Nah, sisa 25%-nya bisa dipecah menjadi dua bagian, yaitu membayar utang (15%) dan menambah dana investasi (10%). Untungnya, tahun ini aku tidak memiliki utang. Bahkan tagihan Kartu Kredit untuk membeli tiket masih jadi bagian dana mudik yang 60% tadi. Sisa dana 25% ini bisa langsung dialokasikan untuk investasi. Kali ini aku berencana untuk menambah nominal dana darurat, yang merupakan #ResolusiLebaranku yang ketiga.
Kerennya, situs Cermati memberikan informasi perbandingan produk-produk perbankan, mulai dari tabungan, deposito, kartu kredit, sampai aneka kredit. Aku jadi tahu deposito dan tabungan mana yang memberikan bunga maksimal sehingga investasiku terus berkembang. Ada juga info aneka kredit, di mana tersedia info rate bunga, persyaratan, dan simulasi lengkap dari beragam bank di Indonesia. Data di situs Cermati sangat membantuku membuat keputusan finansial. Makanya saat kumpul keluarga, aku tak segan bercerita pada keluarga dan sahabat mengenai fitur di Cermati. Sepupuku yang berencana mengambil KPR, adikku yang hendak membeli mobil, dan Budhe yang tengah bingung hendak membuka deposito di mana, semuanya jadi tahu. Mudah sekali, hanya tinggal klik situs www.cermati.com dan segala informasi tersaji di sana. Situs ini nyaman diakses secara mobile sehingga praktis. Memutuskan produk perbankan mana yang dipilih menjadi lebih mudah dan aman.
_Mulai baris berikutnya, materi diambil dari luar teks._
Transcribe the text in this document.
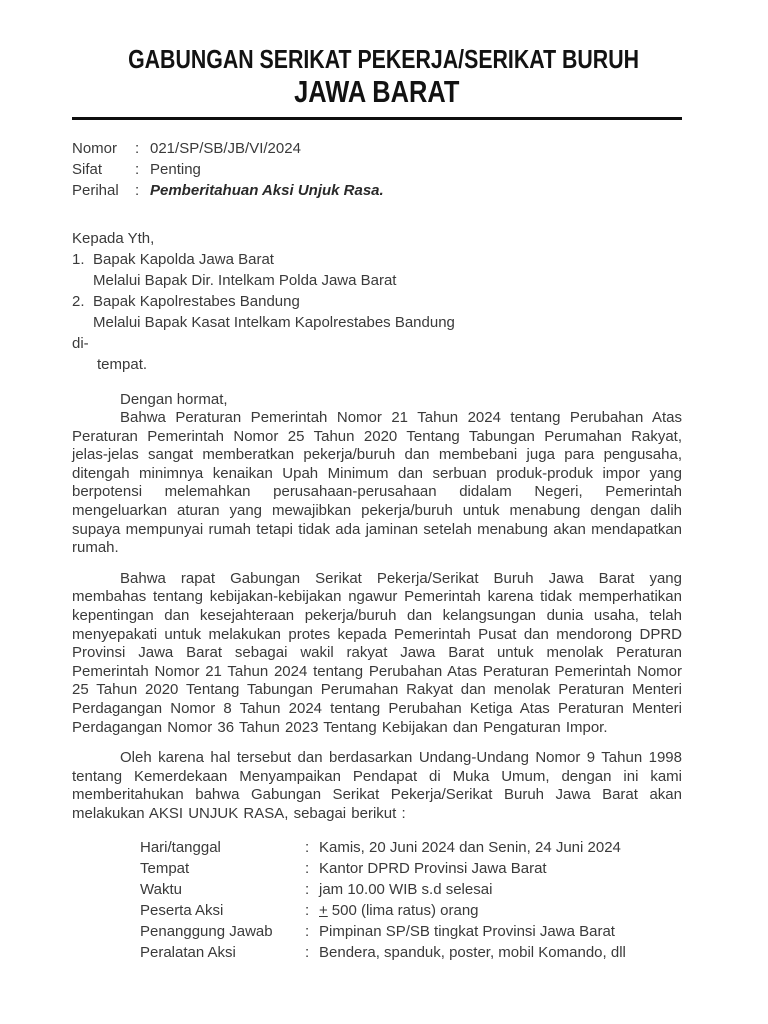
GABUNGAN SERIKAT PEKERJA/SERIKAT BURUH
JAWA BARAT
Nomor	: 021/SP/SB/JB/VI/2024
Sifat	: Penting
Perihal	: Pemberitahuan Aksi Unjuk Rasa.
Kepada Yth,
1. Bapak Kapolda Jawa Barat
Melalui Bapak Dir. Intelkam Polda Jawa Barat
2. Bapak Kapolrestabes Bandung
Melalui Bapak Kasat Intelkam Kapolrestabes Bandung
di-
tempat.
Dengan hormat,

Bahwa Peraturan Pemerintah Nomor 21 Tahun 2024 tentang Perubahan Atas Peraturan Pemerintah Nomor 25 Tahun 2020 Tentang Tabungan Perumahan Rakyat, jelas-jelas sangat memberatkan pekerja/buruh dan membebani juga para pengusaha, ditengah minimnya kenaikan Upah Minimum dan serbuan produk-produk impor yang berpotensi melemahkan perusahaan-perusahaan didalam Negeri, Pemerintah mengeluarkan aturan yang mewajibkan pekerja/buruh untuk menabung dengan dalih supaya mempunyai rumah tetapi tidak ada jaminan setelah menabung akan mendapatkan rumah.

Bahwa rapat Gabungan Serikat Pekerja/Serikat Buruh Jawa Barat yang membahas tentang kebijakan-kebijakan ngawur Pemerintah karena tidak memperhatikan kepentingan dan kesejahteraan pekerja/buruh dan kelangsungan dunia usaha, telah menyepakati untuk melakukan protes kepada Pemerintah Pusat dan mendorong DPRD Provinsi Jawa Barat sebagai wakil rakyat Jawa Barat untuk menolak Peraturan Pemerintah Nomor 21 Tahun 2024 tentang Perubahan Atas Peraturan Pemerintah Nomor 25 Tahun 2020 Tentang Tabungan Perumahan Rakyat dan menolak Peraturan Menteri Perdagangan Nomor 8 Tahun 2024 tentang Perubahan Ketiga Atas Peraturan Menteri Perdagangan Nomor 36 Tahun 2023 Tentang Kebijakan dan Pengaturan Impor.

Oleh karena hal tersebut dan berdasarkan Undang-Undang Nomor 9 Tahun 1998 tentang Kemerdekaan Menyampaikan Pendapat di Muka Umum, dengan ini kami memberitahukan bahwa Gabungan Serikat Pekerja/Serikat Buruh Jawa Barat akan melakukan AKSI UNJUK RASA, sebagai berikut :

Hari/tanggal	: Kamis, 20 Juni 2024 dan Senin, 24 Juni 2024
Tempat	: Kantor DPRD Provinsi Jawa Barat
Waktu	: jam 10.00 WIB s.d selesai
Peserta Aksi	: + 500 (lima ratus) orang
Penanggung Jawab	: Pimpinan SP/SB tingkat Provinsi Jawa Barat
Peralatan Aksi	: Bendera, spanduk, poster, mobil Komando, dll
Lebaran kali ini, aku bersyukur #ResolusiLebaranku tercapai karena pengaturan yang cermat. Selain itu, aku belajar bahwa berbagi itu indah. Dengan berbagi, hati kita menjadi lebih kaya dan bahagia. Dari Cermati pula, aku sadar bahwa berbagi tak hanya dengan uang. Ilmu dan informasi menjadi tak kalah berharganya, untuk dibagi kepada sesama.